Do not duplicate rules across levels. If the boundary rules are in the repo-level CLAUDE.md, do not repeat them in the project-level file. Duplication means two places to update when something changes — and one of them will be forgotten.
The result
When you finish, you should have a CLAUDE.md that is:
- Under 200 lines. Preferably under 150.
- Project-specific. Every rule reflects your actual codebase, not generic best practices.
- Actionable. Every line either prevents a mistake or directs a decision.
- Maintainable. You can read it in two minutes and know if anything needs updating.
If you want to see what this looks like for different stacks, open-source example CLAUDE.md files exist for SaaS Next.js apps, Go microservices, Django APIs, Laravel APIs, and Rust projects.
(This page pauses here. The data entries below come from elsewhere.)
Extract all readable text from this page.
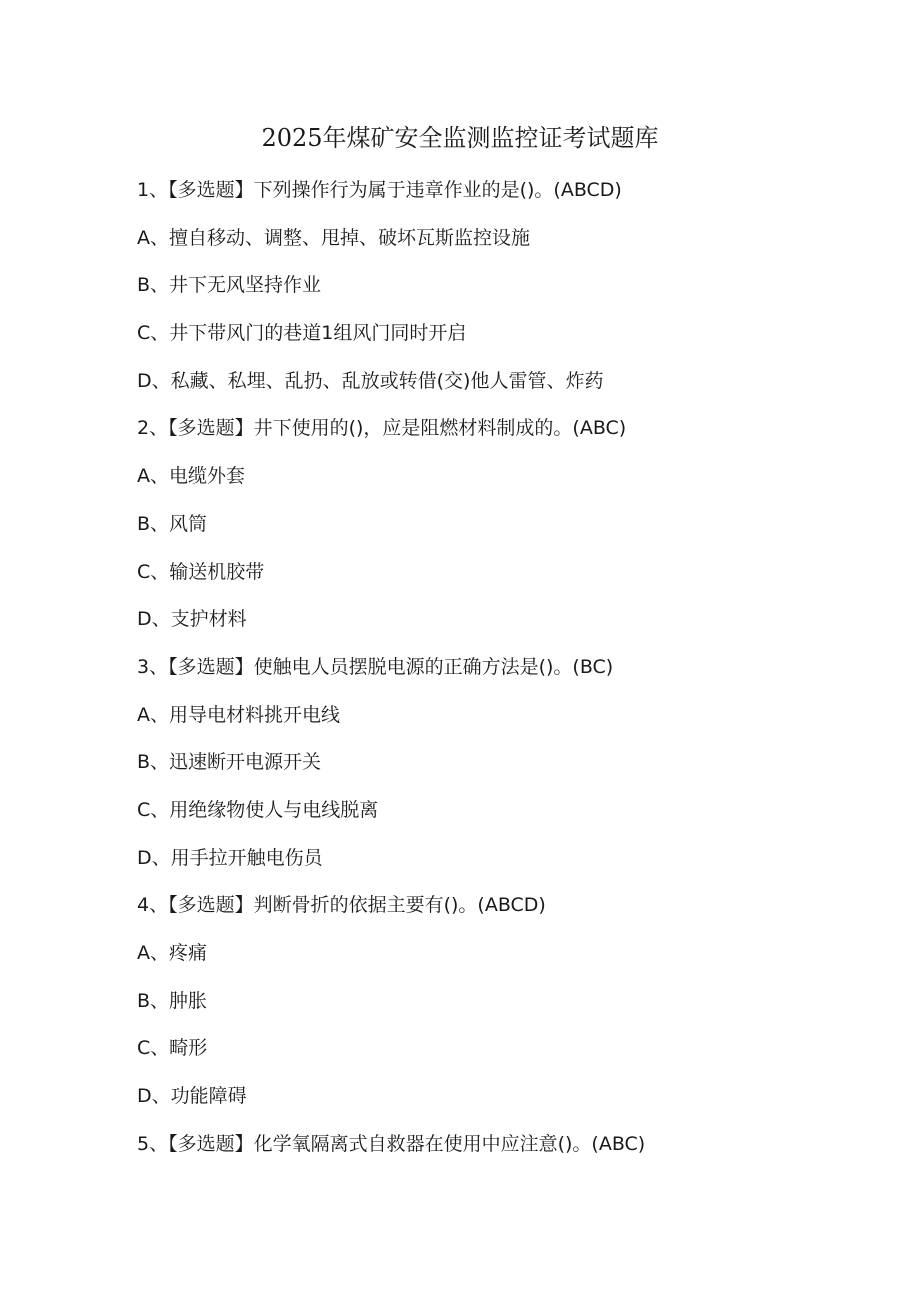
2025年煤矿安全监测监控证考试题库
1、【多选题】下列操作行为属于违章作业的是()。(ABCD)
A、擅自移动、调整、甩掉、破坏瓦斯监控设施
B、井下无风坚持作业
C、井下带风门的巷道1组风门同时开启
D、私藏、私埋、乱扔、乱放或转借(交)他人雷管、炸药
2、【多选题】井下使用的()，应是阻燃材料制成的。(ABC)
A、电缆外套
B、风筒
C、输送机胶带
D、支护材料
3、【多选题】使触电人员摆脱电源的正确方法是()。(BC)
A、用导电材料挑开电线
B、迅速断开电源开关
C、用绝缘物使人与电线脱离
D、用手拉开触电伤员
4、【多选题】判断骨折的依据主要有()。(ABCD)
A、疼痛
B、肿胀
C、畸形
D、功能障碍
5、【多选题】化学氧隔离式自救器在使用中应注意()。(ABC)
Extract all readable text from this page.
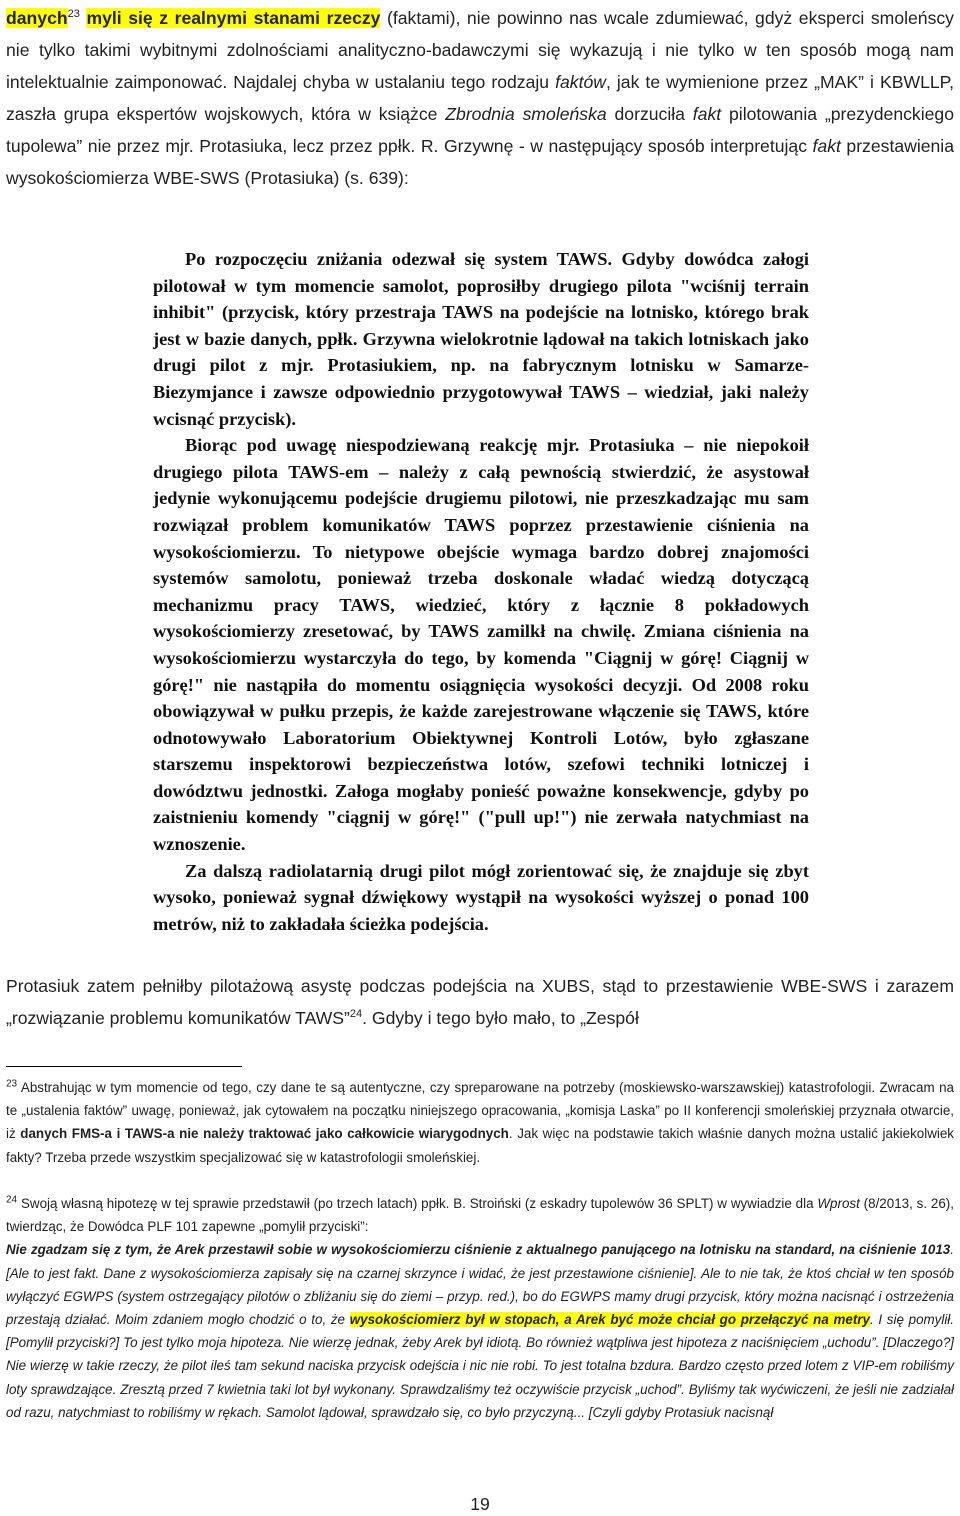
danych$^{23}$ myli się z realnymi stanami rzeczy (faktami), nie powinno nas wcale zdumiewać, gdyż eksperci smoleńscy nie tylko takimi wybitnymi zdolnościami analityczno-badawczymi się wykazują i nie tylko w ten sposób mogą nam intelektualnie zaimponować. Najdalej chyba w ustalaniu tego rodzaju faktów, jak te wymienione przez „MAK” i KBWLLP, zaszła grupa ekspertów wojskowych, która w książce Zbrodnia smoleńska dorzuciła fakt pilotowania „prezydenckiego tupolewa” nie przez mjr. Protasiuka, lecz przez ppłk. R. Grzywnę - w następujący sposób interpretując fakt przestawienia wysokościomierza WBE-SWS (Protasiuka) (s. 639):

Po rozpoczęciu zniżania odezwał się system TAWS. Gdyby dowódca załogi pilotował w tym momencie samolot, poprosiłby drugiego pilota "wciśnij terrain inhibit" (przycisk, który przestraja TAWS na podejście na lotnisko, którego brak jest w bazie danych, ppłk. Grzywna wielokrotnie lądował na takich lotniskach jako drugi pilot z mjr. Protasiukiem, np. na fabrycznym lotnisku w Samarze-Biezymjance i zawsze odpowiednio przygotowywał TAWS – wiedział, jaki należy wcisnąć przycisk).

Biorąc pod uwagę niespodziewaną reakcję mjr. Protasiuka – nie niepokoił drugiego pilota TAWS-em – należy z całą pewnością stwierdzić, że asystował jedynie wykonującemu podejście drugiemu pilotowi, nie przeszkadzając mu sam rozwiązał problem komunikatów TAWS poprzez przestawienie ciśnienia na wysokościomierzu. To nietypowe obejście wymaga bardzo dobrej znajomości systemów samolotu, ponieważ trzeba doskonale władać wiedzą dotyczącą mechanizmu pracy TAWS, wiedzieć, który z łącznie 8 pokładowych wysokościomierzy zresetować, by TAWS zamilkł na chwilę. Zmiana ciśnienia na wysokościomierzu wystarczyła do tego, by komenda "Ciągnij w górę! Ciągnij w górę!" nie nastąpiła do momentu osiągnięcia wysokości decyzji. Od 2008 roku obowiązywał w pułku przepis, że każde zarejestrowane włączenie się TAWS, które odnotowywało Laboratorium Obiektywnej Kontroli Lotów, było zgłaszane starszemu inspektorowi bezpieczeństwa lotów, szefowi techniki lotniczej i dowództwu jednostki. Załoga mogłaby ponieść poważne konsekwencje, gdyby po zaistnieniu komendy "ciągnij w górę!" ("pull up!") nie zerwała natychmiast na wznoszenie.

Za dalszą radiolatarnią drugi pilot mógł zorientować się, że znajduje się zbyt wysoko, ponieważ sygnał dźwiękowy wystąpił na wysokości wyższej o ponad 100 metrów, niż to zakładała ścieżka podejścia.

Protasiuk zatem pełniłby pilotażową asystę podczas podejścia na XUBS, stąd to przestawienie WBE-SWS i zarazem „rozwiązanie problemu komunikatów TAWS”$^{24}$. Gdyby i tego było mało, to „Zespół
$^{23}$ Abstrahując w tym momencie od tego, czy dane te są autentyczne, czy spreparowane na potrzeby (moskiewsko-warszawskiej) katastrofologii. Zwracam na te „ustalenia faktów” uwagę, ponieważ, jak cytowałem na początku niniejszego opracowania, „komisja Laska” po II konferencji smoleńskiej przyznała otwarcie, iż danych FMS-a i TAWS-a nie należy traktować jako całkowicie wiarygodnych. Jak więc na podstawie takich właśnie danych można ustalić jakiekolwiek fakty? Trzeba przede wszystkim specjalizować się w katastrofologii smoleńskiej.
$^{24}$ Swoją własną hipotezę w tej sprawie przedstawił (po trzech latach) ppłk. B. Stroiński (z eskadry tupolewów 36 SPLT) w wywiadzie dla Wprost (8/2013, s. 26), twierdząc, że Dowódca PLF 101 zapewne „pomylił przyciski”:
Nie zgadzam się z tym, że Arek przestawił sobie w wysokościomierzu ciśnienie z aktualnego panującego na lotnisku na standard, na ciśnienie 1013. [Ale to jest fakt. Dane z wysokościomierza zapisały się na czarnej skrzynce i widać, że jest przestawione ciśnienie]. Ale to nie tak, że ktoś chciał w ten sposób wyłączyć EGWPS (system ostrzegający pilotów o zbliżaniu się do ziemi – przyp. red.), bo do EGWPS mamy drugi przycisk, który można nacisnąć i ostrzeżenia przestają działać. Moim zdaniem mogło chodzić o to, że wysokościomierz był w stopach, a Arek być może chciał go przełączyć na metry. I się pomylił. [Pomylił przyciski?] To jest tylko moja hipoteza. Nie wierzę jednak, żeby Arek był idiotą. Bo również wątpliwa jest hipoteza z naciśnięciem „uchodu”. [Dlaczego?] Nie wierzę w takie rzeczy, że pilot ileś tam sekund naciska przycisk odejścia i nic nie robi. To jest totalna bzdura. Bardzo często przed lotem z VIP-em robiliśmy loty sprawdzające. Zresztą przed 7 kwietnia taki lot był wykonany. Sprawdzaliśmy też oczywiście przycisk „uchod”. Byliśmy tak wyćwiczeni, że jeśli nie zadziałał od razu, natychmiast to robiliśmy w rękach. Samolot lądował, sprawdzało się, co było przyczyną... [Czyli gdyby Protasiuk nacisnął
19
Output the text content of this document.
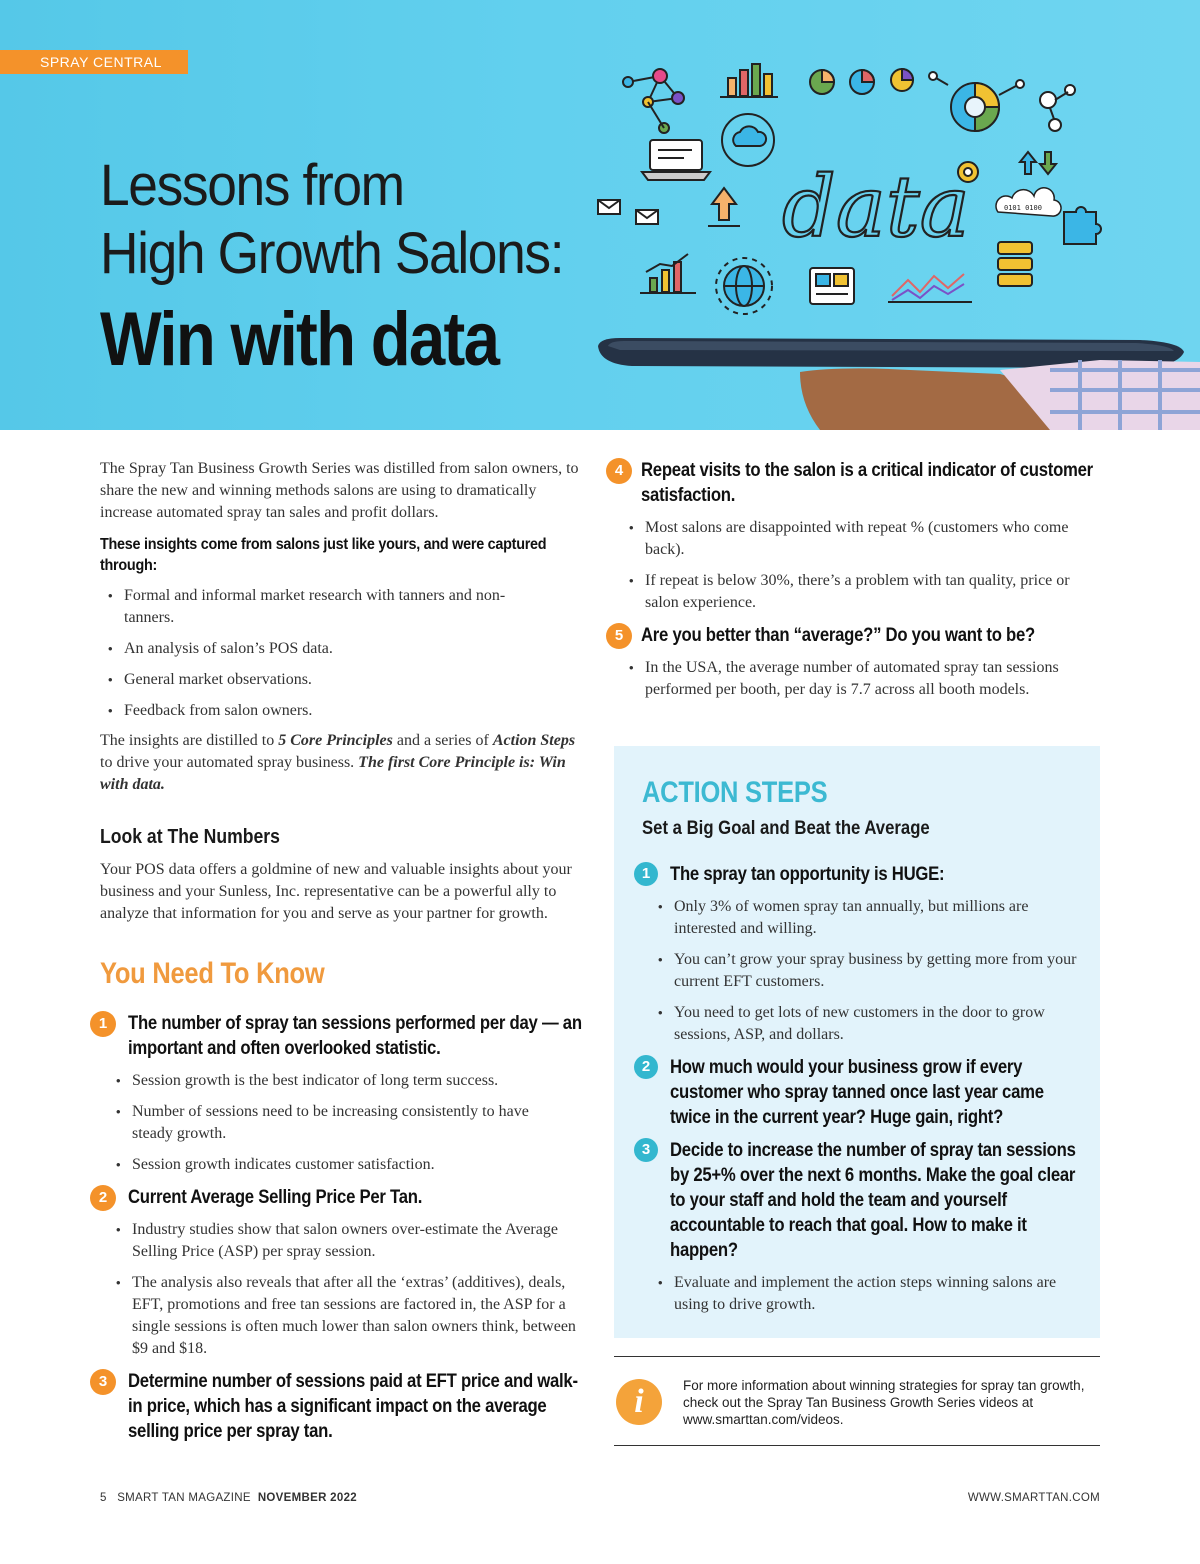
SPRAY CENTRAL
Lessons from
High Growth Salons:
Win with data
data	0101 0100

The Spray Tan Business Growth Series was distilled from salon owners, to share the new and winning methods salons are using to dramatically increase automated spray tan sales and profit dollars.

These insights come from salons just like yours, and were captured through:
• Formal and informal market research with tanners and non-tanners.
• An analysis of salon’s POS data.
• General market observations.
• Feedback from salon owners.

The insights are distilled to 5 Core Principles and a series of Action Steps to drive your automated spray business. The first Core Principle is: Win with data.

Look at The Numbers

Your POS data offers a goldmine of new and valuable insights about your business and your Sunless, Inc. representative can be a powerful ally to analyze that information for you and serve as your partner for growth.

You Need To Know
1	The number of spray tan sessions performed per day — an important and often overlooked statistic.
• Session growth is the best indicator of long term success.
• Number of sessions need to be increasing consistently to have steady growth.
• Session growth indicates customer satisfaction.
2	Current Average Selling Price Per Tan.
• Industry studies show that salon owners over-estimate the Average Selling Price (ASP) per spray session.
• The analysis also reveals that after all the ‘extras’ (additives), deals, EFT, promotions and free tan sessions are factored in, the ASP for a single sessions is often much lower than salon owners think, between $9 and $18.
3	Determine number of sessions paid at EFT price and walk-in price, which has a significant impact on the average selling price per spray tan.
4 Repeat visits to the salon is a critical indicator of customer satisfaction.
• Most salons are disappointed with repeat % (customers who come back).
• If repeat is below 30%, there’s a problem with tan quality, price or salon experience.
5 Are you better than “average?” Do you want to be?
• In the USA, the average number of automated spray tan sessions performed per booth, per day is 7.7 across all booth models.
ACTION STEPS
Set a Big Goal and Beat the Average
1	The spray tan opportunity is HUGE:
• Only 3% of women spray tan annually, but millions are interested and willing.
• You can’t grow your spray business by getting more from your current EFT customers.
• You need to get lots of new customers in the door to grow sessions, ASP, and dollars.
2	How much would your business grow if every customer who spray tanned once last year came twice in the current year? Huge gain, right?
3	Decide to increase the number of spray tan sessions by 25+% over the next 6 months. Make the goal clear to your staff and hold the team and yourself accountable to reach that goal. How to make it happen?
• Evaluate and implement the action steps winning salons are using to drive growth.
i	For more information about winning strategies for spray tan growth, check out the Spray Tan Business Growth Series videos at www.smarttan.com/videos.
5 SMART TAN MAGAZINE NOVEMBER 2022	WWW.SMARTTAN.COM
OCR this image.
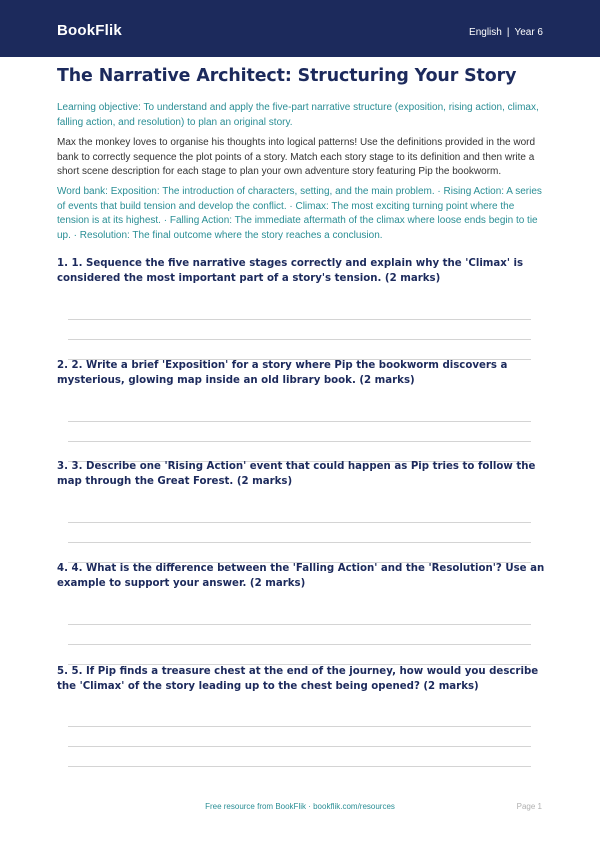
BookFlik	English | Year 6
The Narrative Architect: Structuring Your Story
Learning objective: To understand and apply the five-part narrative structure (exposition, rising action, climax, falling action, and resolution) to plan an original story.
Max the monkey loves to organise his thoughts into logical patterns! Use the definitions provided in the word bank to correctly sequence the plot points of a story. Match each story stage to its definition and then write a short scene description for each stage to plan your own adventure story featuring Pip the bookworm.
Word bank: Exposition: The introduction of characters, setting, and the main problem. · Rising Action: A series of events that build tension and develop the conflict. · Climax: The most exciting turning point where the tension is at its highest. · Falling Action: The immediate aftermath of the climax where loose ends begin to tie up. · Resolution: The final outcome where the story reaches a conclusion.
1. 1. Sequence the five narrative stages correctly and explain why the 'Climax' is considered the most important part of a story's tension. (2 marks)
2. 2. Write a brief 'Exposition' for a story where Pip the bookworm discovers a mysterious, glowing map inside an old library book. (2 marks)
3. 3. Describe one 'Rising Action' event that could happen as Pip tries to follow the map through the Great Forest. (2 marks)
4. 4. What is the difference between the 'Falling Action' and the 'Resolution'? Use an example to support your answer. (2 marks)
5. 5. If Pip finds a treasure chest at the end of the journey, how would you describe the 'Climax' of the story leading up to the chest being opened? (2 marks)
Free resource from BookFlik · bookflik.com/resources	Page 1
Each one follows the five-section structure with stack-specific rules. The patterns transfer — the structure is the same, only the rules change.
This file is the foundation of your blueprint. Everything else — skills, hooks, memory, verification — builds on top of it. Get this right and the rest falls into place. Get this wrong and no amount of advanced configuration will compensate.